If you are just starting a gut-healing regimen, be certain to build up slowly to the therapeutic recommendations, or you may suffer serious discomfort from fatigue, nausea, bloating, diarrhea, constipation, low-grade fever, headache, and flu-like symptoms caused from bacteria die-off. Start with a small amount (open capsules and just use ¼ or so of the contents at a time if necessary) for 3 to 5 days and watch for symptoms. If they occur, stay at that quantity until the symptoms subside. Then continue building up, again watching for symptoms. Keep increasing the measure until you’ve reached the therapeutic amount to be maintained for at least six months. That is about how long it takes good bacteria to overcome bad bacteria in your gut. And be sure to strictly adhere to the GAPS Diet during this time, or you will be wasting your money on the good probiotics. You need both to get better!3
To get as many beneficial bacteria as possible through your acidic stomach and into your intestines where they are most needed, take your probiotic at the start of a meal, preferably breakfast and supper. Your food will help neutralize stomach acids. Be sure not to drink or eat anything super hot (ginger tea or bone broth soup, for example), because high heat will kill probiotics. If you or your child cannot swallow a pill, the capsules can be opened and the contents sprinkled over food or mixed into tepid liquid.

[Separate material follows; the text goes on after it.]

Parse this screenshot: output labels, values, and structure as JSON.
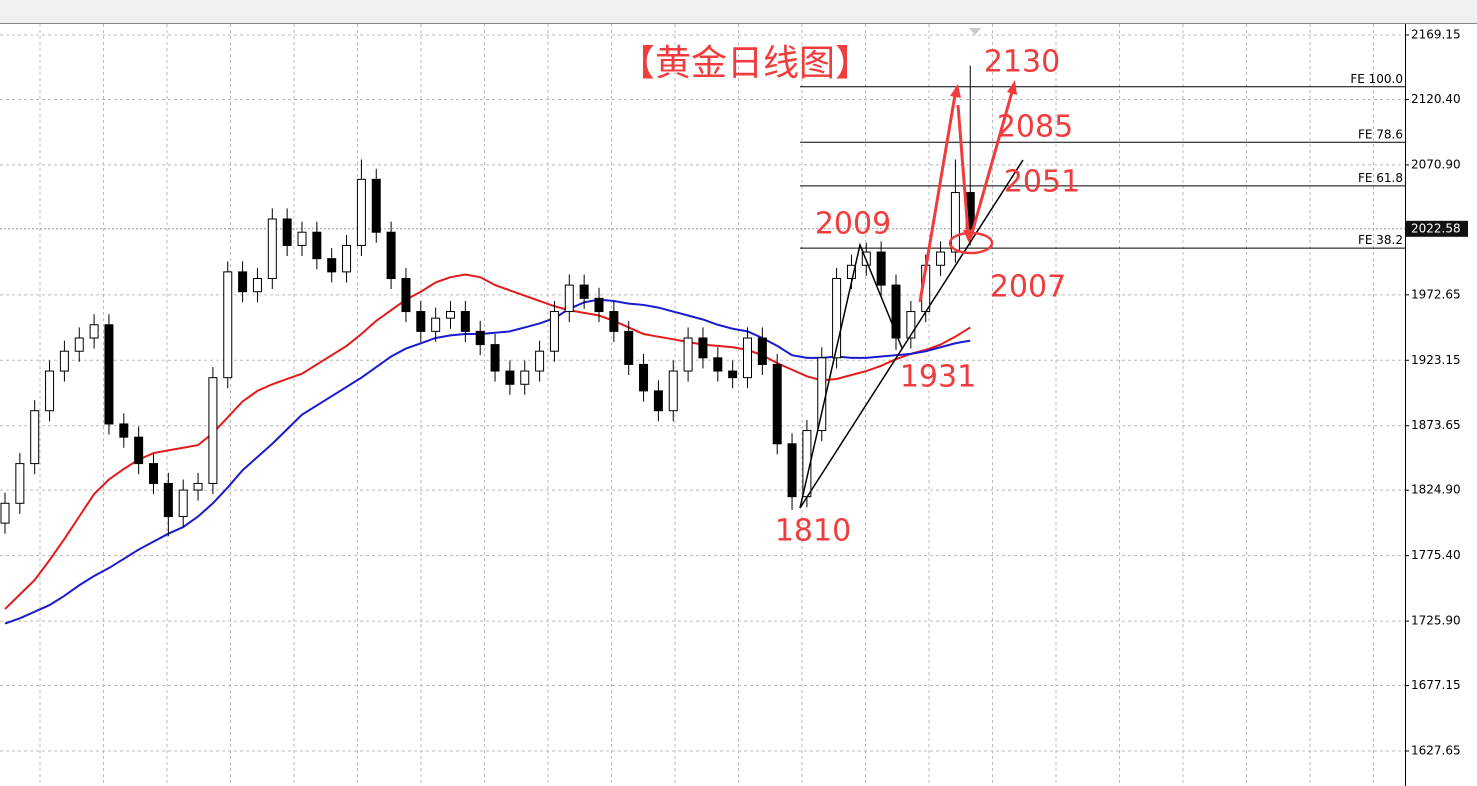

Eventually, when you have reclaimed your gut health—which can take as long as two years—you will be able to maintain a healthy gut flora simply by regularly eating fermented foods like yogurt, kefir, and sauerkraut. I hope this explanation has helped you digest (pun intended!) the sometimes confusing ins and outs of probiotics. If you have further questions, please contact the knowledgeable customer service staff at Beeyoutiful.
Nancy Webster is a homeschool mother of eight and leader of the Southern Middle Tennessee chapter of the Weston A. Price Foundation. She enjoys moderating the online health forum for Beeyoutiful.com. Nancy lives with her family on their “partially working” farm in Tennessee.
3 If you give a probiotic a good try—like a few weeks—and you continue to experience negative reactions, maybe you should try another brand or go really simple and stick with just the SCD-Diet legal probiotics: pure acidophilus and pure scdophilus. More info about this can be found in the Gaps Guide by Baden Lashkov, available from www.gapsguide.com, another helpful website. At least one mother of a GAPS patient used milk kefir grains as her son’s probiotics, because he could not tolerate any supplements at all. Although this was unusual, it provides another option for those who might not be able to swing the cost of probiotics.